Online political news

Compared to previous years when people would be waiting for the news on television or radio, political news enthusiasts can now customize their news using news aggregators to get specific updates on topics of particular interest to them in multiple formats at any time of the day, then add them to their personal blogs or social media feed. This changes the perspective of media outlets when using the internet, therefore they made use of their websites and social media platforms to share the same information they would usually report on radios and television. Many consumers of political news take advantage of the range of content the Internet offers. To be sure, the online presence of large online news organizations is the most frequently visited type of online news site.

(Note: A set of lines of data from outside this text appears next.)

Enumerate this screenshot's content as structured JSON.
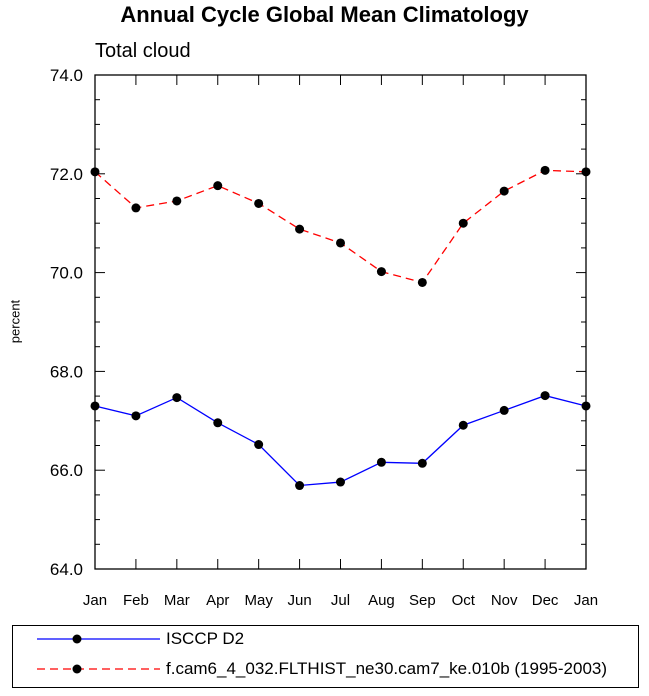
{
  "chart_data": {
    "type": "line",
    "title": "Annual Cycle Global Mean Climatology",
    "subtitle": "Total cloud",
    "xlabel": "",
    "ylabel": "percent",
    "categories": [
      "Jan",
      "Feb",
      "Mar",
      "Apr",
      "May",
      "Jun",
      "Jul",
      "Aug",
      "Sep",
      "Oct",
      "Nov",
      "Dec",
      "Jan"
    ],
    "ylim": [
      64.0,
      74.0
    ],
    "yticks": [
      "64.0",
      "66.0",
      "68.0",
      "70.0",
      "72.0",
      "74.0"
    ],
    "legend_position": "bottom",
    "series": [
      {
        "name": "ISCCP D2",
        "color": "#0000ff",
        "line_style": "solid",
        "values": [
          67.3,
          67.1,
          67.47,
          66.96,
          66.52,
          65.69,
          65.76,
          66.16,
          66.14,
          66.91,
          67.21,
          67.51,
          67.3
        ]
      },
      {
        "name": "f.cam6_4_032.FLTHIST_ne30.cam7_ke.010b (1995-2003)",
        "color": "#ff0000",
        "line_style": "dashed",
        "values": [
          72.04,
          71.31,
          71.45,
          71.76,
          71.4,
          70.88,
          70.6,
          70.02,
          69.8,
          71.0,
          71.65,
          72.07,
          72.04
        ]
      }
    ]
  }
}
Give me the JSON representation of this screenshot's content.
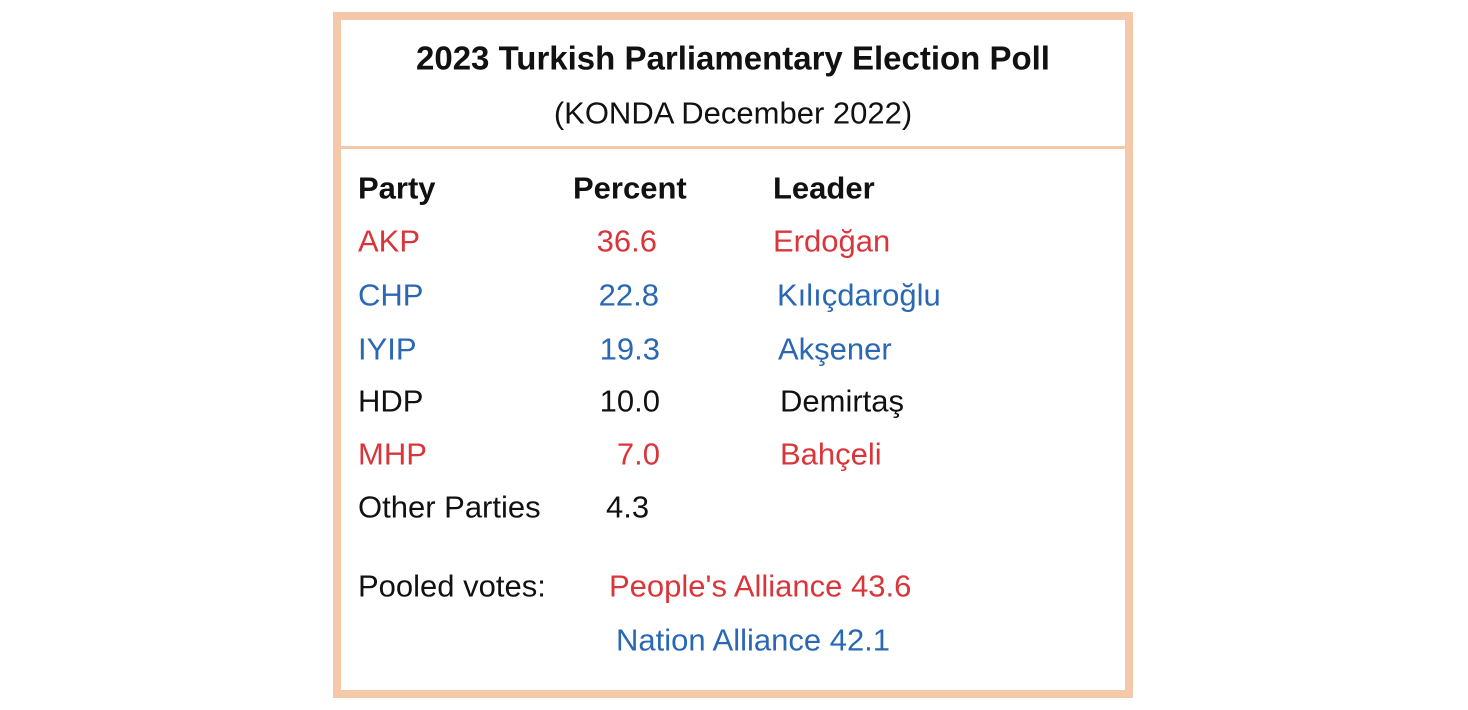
{
  "header": {
    "title": "2023 Turkish Parliamentary Election Poll",
    "subtitle": "(KONDA December 2022)"
  },
  "table": {
    "columns": [
      "Party",
      "Percent",
      "Leader"
    ],
    "rows": [
      [
        "AKP",
        "36.6",
        "Erdoğan"
      ],
      [
        "CHP",
        "22.8",
        "Kılıçdaroğlu"
      ],
      [
        "IYIP",
        "19.3",
        "Akşener"
      ],
      [
        "HDP",
        "10.0",
        "Demirtaş"
      ],
      [
        "MHP",
        "7.0",
        "Bahçeli"
      ],
      [
        "Other Parties",
        "4.3"
      ]
    ]
  },
  "pooled": {
    "label": "Pooled votes:",
    "alliances": [
      [
        "People's Alliance",
        "43.6"
      ],
      [
        "Nation Alliance",
        "42.1"
      ]
    ]
  }
}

Effects of online political news

  • Growing audience

We live in a digital age where everyone has at least one social media platform they can visit to check the news around them. According to research, about one-third of people regularly goes online to check political news and sources. 12% would check more than once a day, 21% would check once every day, and about 20% would check 3-5 times per week.

  • Awareness is spread faster

Younger people and people with relatively higher incomes and education are generally more likely to go online for political and election-related news, mainly because these groups are the most likely to go online first. At the same time, it is also clear that a wide variety of Internet users go online to browse political content at least occasionally. For example, older and uneducated people are generally less enthusiastic about Internet users than younger or highly educated people

  • The internet is outgrowing its rivals(radio and newspapers)

According to some studies, about 26 percent of adults now get most of their election news from the internet, nearly the same as the 28 percent who still go through newspapers and double the 13 percent who listen to the radio for news. Television remains the most common and most popular source of political news to date.

  • Most people now watch the news online on computers and smart gadgets instead of reading newspapers

Today, newspapers (and video news broadcasts) can now be found in many different forms (like on paper, online on a computer, on a cell phone, or on other mobile devices. In the digital age, younger people tend to use their mobile phones to read, watch or listen to political news rather than reading the newspaper or watching the news on television.